Na mesma toada vãos os juízes. Apesar de as leis federais serem sistematicamente colocadas na geladeira, cada vez mais a Justiça brasileira concede a transgêneros o direito de modificar o nome nos documentos; permite a casais homossexuais adotarem filhos; e reconhece a união de pessoas do mesmo sexo como uma entidade familiar, com os mesmos direitos que casais heterossexuais.

O retrocesso óbvio é que os políticos parecem não perceber isso e insistem em travar o reconhecimento oficial, legal, das mudanças que já se operam na sociedade, tendo o apoio dos setores mais reacionários do país. Basta vermos o projeto de lei da Câmara 122/06, que considera crime a discriminação por orientação sexual e provocou uma reação organizada dos religiosos, com uma chuva de mentiras sobre a “falta de liberdade de expressão” (como se ofender alguém fosse exercício de cidadania) e se arrasta no Senado. Talvez faça companhia ao projeto de lei de união civil, escondido sabe-se lá em qual gaveta política…

Sim, sim, alguém vai dizer que o Brasil detém também o recorde de homofobia, mas não é assim que interpreto a pesquisa encomendada pelo MEC sobre ações discriminatórias no âmbito escolar, lançada este ano. Fica claro que há sistemática discriminação de homossexuais, porém não maior do que de negros, pobres, deficientes físicos e mulheres! Ou seja, vivemos num país preconceituoso, que precisa passar por uma revisão radical de posturas em relação a todo mundo que não seja homem branco rico heterossexual. Mesmo assim, percebo mais mudanças positivas do que negativas.

O ano foi interessante também em nossos vizinhos da América Latina: o Chile, espantosamente, dá passos para o reconhecimento da união civil entre pessoas do mesmo sexo, assim como a Argentina, que já tem leis específicas passadas em duas regiões. A Igreja católica faz o que pode e o que não pode para travar as mudanças, tendo conseguido impedir o primeiro casamento gay argentino, marcado para dezembro agora em Buenos Aires, mas parece que elas são inexoráveis. Quem diria que até mesmo em locais não especialmente conhecidos pela visibilidade das minorias, como a Colômbia, veríamos os direitos de casais do mesmo sexo legalizados?

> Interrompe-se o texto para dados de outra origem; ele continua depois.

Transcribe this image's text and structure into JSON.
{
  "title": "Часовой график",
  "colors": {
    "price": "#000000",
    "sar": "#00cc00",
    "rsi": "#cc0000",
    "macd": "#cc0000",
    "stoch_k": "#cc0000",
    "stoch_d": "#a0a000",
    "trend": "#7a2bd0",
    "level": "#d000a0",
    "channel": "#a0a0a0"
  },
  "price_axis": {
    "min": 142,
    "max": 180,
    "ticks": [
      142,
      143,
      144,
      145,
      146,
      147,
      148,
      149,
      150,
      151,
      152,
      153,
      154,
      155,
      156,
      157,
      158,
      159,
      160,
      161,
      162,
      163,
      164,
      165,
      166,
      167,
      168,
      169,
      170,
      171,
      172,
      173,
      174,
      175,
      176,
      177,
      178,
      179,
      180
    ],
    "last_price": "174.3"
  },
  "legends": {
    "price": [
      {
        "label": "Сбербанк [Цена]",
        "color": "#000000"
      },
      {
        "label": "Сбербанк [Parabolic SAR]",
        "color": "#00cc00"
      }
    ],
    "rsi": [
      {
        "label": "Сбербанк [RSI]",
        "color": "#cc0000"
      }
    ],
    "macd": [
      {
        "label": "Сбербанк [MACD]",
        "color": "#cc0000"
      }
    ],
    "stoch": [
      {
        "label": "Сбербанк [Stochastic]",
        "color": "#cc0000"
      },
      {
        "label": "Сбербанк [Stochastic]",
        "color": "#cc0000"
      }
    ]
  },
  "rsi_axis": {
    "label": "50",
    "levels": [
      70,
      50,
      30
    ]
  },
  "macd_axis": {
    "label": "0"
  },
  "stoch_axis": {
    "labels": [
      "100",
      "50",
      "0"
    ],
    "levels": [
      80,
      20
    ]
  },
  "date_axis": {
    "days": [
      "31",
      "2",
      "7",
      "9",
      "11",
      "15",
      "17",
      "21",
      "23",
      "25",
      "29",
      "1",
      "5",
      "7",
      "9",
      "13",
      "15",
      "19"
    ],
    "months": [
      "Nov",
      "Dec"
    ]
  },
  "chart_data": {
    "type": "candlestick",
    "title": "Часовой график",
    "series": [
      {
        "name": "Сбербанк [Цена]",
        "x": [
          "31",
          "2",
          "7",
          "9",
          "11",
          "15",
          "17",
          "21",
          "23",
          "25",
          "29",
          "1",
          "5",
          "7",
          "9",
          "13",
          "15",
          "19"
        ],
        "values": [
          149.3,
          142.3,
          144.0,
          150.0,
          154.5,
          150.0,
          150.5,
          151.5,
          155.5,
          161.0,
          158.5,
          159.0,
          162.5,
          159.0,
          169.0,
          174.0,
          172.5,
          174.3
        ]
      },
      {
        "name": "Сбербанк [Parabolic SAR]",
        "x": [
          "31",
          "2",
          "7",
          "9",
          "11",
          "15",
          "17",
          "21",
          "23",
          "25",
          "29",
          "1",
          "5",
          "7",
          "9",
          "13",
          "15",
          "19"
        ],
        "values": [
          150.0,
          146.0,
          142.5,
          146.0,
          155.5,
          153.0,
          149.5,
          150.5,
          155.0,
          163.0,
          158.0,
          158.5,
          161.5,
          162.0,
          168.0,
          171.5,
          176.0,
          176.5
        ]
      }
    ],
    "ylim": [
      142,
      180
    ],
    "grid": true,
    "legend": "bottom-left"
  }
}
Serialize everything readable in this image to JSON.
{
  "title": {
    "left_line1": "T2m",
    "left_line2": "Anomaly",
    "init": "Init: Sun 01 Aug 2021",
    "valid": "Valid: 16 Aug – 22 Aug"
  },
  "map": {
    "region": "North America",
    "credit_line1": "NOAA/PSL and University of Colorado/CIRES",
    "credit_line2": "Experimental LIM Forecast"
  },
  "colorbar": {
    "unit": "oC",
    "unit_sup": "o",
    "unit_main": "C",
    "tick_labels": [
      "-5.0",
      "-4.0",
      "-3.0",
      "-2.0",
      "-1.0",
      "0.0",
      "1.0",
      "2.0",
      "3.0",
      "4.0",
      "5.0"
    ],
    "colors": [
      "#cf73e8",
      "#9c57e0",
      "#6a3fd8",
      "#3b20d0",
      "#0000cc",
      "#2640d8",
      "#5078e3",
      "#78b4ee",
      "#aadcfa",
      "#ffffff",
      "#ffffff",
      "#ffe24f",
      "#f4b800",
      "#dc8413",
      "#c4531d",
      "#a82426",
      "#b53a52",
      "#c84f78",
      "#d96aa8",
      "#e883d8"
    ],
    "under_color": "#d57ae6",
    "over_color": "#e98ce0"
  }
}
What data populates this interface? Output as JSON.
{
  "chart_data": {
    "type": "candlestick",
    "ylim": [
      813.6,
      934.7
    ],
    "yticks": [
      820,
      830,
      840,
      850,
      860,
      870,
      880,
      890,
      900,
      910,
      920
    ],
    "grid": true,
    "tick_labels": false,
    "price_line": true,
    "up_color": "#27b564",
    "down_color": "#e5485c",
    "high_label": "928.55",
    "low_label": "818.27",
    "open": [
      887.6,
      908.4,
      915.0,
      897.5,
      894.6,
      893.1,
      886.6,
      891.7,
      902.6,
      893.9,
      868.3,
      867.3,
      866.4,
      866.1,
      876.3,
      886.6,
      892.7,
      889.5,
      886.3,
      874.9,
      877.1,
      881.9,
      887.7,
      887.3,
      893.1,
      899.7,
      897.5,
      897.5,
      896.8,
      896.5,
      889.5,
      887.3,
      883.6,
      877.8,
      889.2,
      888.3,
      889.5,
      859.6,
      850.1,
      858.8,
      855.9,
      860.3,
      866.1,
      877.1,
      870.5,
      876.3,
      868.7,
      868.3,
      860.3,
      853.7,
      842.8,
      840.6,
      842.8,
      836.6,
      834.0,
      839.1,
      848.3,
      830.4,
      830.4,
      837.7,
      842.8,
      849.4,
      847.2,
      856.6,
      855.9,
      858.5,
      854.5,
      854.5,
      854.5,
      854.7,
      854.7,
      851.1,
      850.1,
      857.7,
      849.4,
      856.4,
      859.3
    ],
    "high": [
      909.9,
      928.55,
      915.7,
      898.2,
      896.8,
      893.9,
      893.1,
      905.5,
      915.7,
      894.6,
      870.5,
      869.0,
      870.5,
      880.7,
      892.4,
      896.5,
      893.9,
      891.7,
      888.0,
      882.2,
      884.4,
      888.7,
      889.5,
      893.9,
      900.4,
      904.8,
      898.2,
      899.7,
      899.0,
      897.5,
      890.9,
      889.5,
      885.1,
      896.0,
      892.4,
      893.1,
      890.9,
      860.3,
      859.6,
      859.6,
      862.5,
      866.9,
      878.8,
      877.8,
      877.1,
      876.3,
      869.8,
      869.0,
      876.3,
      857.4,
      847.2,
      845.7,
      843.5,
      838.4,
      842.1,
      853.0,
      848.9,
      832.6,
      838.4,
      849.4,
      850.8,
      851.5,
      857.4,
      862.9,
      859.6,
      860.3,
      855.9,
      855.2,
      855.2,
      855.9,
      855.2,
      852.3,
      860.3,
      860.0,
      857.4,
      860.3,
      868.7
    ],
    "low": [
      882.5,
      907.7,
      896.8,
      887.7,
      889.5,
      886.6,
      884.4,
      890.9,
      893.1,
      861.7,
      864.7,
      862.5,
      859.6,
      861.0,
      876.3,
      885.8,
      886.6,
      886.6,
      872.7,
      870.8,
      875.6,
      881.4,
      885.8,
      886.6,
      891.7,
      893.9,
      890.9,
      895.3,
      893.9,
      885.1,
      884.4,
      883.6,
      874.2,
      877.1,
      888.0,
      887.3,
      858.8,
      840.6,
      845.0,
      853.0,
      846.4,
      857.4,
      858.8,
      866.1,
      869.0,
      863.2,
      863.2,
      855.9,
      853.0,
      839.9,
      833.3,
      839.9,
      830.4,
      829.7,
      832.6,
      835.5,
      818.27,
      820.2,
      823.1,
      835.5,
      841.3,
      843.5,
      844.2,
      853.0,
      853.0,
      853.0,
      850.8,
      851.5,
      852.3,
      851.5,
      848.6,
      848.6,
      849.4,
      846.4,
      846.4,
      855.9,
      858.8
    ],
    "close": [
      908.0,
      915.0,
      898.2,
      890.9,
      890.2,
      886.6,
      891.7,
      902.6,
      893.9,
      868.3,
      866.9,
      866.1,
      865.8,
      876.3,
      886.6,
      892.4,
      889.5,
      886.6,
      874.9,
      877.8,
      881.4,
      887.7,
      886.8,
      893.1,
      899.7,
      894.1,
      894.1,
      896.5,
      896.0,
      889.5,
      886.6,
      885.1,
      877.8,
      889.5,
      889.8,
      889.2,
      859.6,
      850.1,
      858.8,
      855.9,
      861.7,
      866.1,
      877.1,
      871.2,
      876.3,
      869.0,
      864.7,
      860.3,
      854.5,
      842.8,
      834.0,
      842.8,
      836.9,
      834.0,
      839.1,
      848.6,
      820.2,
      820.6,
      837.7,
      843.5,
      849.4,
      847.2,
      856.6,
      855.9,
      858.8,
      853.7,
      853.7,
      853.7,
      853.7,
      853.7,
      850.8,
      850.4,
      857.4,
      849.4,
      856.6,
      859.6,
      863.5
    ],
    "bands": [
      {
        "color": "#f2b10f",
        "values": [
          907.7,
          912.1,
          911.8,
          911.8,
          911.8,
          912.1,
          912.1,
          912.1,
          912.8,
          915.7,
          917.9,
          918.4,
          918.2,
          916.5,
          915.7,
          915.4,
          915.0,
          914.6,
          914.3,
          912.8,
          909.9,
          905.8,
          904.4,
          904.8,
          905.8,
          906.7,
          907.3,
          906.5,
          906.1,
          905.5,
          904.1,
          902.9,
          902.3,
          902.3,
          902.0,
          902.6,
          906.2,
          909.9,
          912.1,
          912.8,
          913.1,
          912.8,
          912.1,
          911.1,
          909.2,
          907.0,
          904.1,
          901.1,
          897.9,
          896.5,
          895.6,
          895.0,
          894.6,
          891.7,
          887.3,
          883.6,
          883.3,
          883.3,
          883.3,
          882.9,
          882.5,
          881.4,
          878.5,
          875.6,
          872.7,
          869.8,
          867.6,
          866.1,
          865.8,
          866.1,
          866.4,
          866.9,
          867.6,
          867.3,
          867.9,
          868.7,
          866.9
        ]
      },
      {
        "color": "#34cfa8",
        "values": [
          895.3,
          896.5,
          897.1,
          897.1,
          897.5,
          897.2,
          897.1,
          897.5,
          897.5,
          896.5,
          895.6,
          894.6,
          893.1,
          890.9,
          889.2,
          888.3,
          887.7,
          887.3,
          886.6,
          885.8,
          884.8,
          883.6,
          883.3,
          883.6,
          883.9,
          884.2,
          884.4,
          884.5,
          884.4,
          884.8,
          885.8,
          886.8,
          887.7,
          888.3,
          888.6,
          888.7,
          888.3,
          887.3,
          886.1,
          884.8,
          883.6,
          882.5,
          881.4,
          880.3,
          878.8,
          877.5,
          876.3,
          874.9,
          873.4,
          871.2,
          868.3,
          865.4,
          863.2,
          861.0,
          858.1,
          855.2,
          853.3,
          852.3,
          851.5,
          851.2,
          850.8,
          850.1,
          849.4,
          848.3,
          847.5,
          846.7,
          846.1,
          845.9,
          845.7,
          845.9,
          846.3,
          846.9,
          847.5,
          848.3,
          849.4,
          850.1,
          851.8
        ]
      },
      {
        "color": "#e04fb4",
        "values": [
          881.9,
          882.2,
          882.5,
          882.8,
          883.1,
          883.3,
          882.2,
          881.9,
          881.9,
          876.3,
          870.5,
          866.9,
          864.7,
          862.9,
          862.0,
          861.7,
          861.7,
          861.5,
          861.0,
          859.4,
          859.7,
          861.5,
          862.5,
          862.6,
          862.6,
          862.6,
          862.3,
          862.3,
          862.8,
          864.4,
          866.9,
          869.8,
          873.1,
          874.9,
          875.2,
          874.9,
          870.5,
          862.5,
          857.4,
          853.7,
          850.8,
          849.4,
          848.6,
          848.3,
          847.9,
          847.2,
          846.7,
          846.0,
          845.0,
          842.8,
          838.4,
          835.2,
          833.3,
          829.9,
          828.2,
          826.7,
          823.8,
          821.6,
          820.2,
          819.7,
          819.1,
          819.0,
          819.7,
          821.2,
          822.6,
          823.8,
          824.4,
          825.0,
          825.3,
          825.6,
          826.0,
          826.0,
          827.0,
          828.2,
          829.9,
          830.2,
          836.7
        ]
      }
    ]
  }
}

Nosso grande irmão lá do Norte também passa pelas mesmas dificuldades de mudança e reação, avanço e resistência. O casamento gay foi aceito na Califórnia e no Maine no ano passado e depois revogado, para tristeza geral dos ativistas do mundo, que se organizaramm em campanhas ferozes este ano, como a NOH8. Mas uma lésbica assumida, Annise Parker, acaba de ser eleita prefeita de Houston, Texas, a quarta maior cidade dos EUA.

No lado também bom mundial vimos Milk, um filme lançado em Hollywood com diretor famoso – Gus van Sant – e astros no elenco – como Sean Penn –, falar de um gay assumido e ativista, ser assistido por milhões de expectadores e dar a Penn o Oscar de melhor ator. Aos poucos torna-se chique, e não mais suicida, abordar temáticas gays de maneira clara e simpatizante no cinemão americano.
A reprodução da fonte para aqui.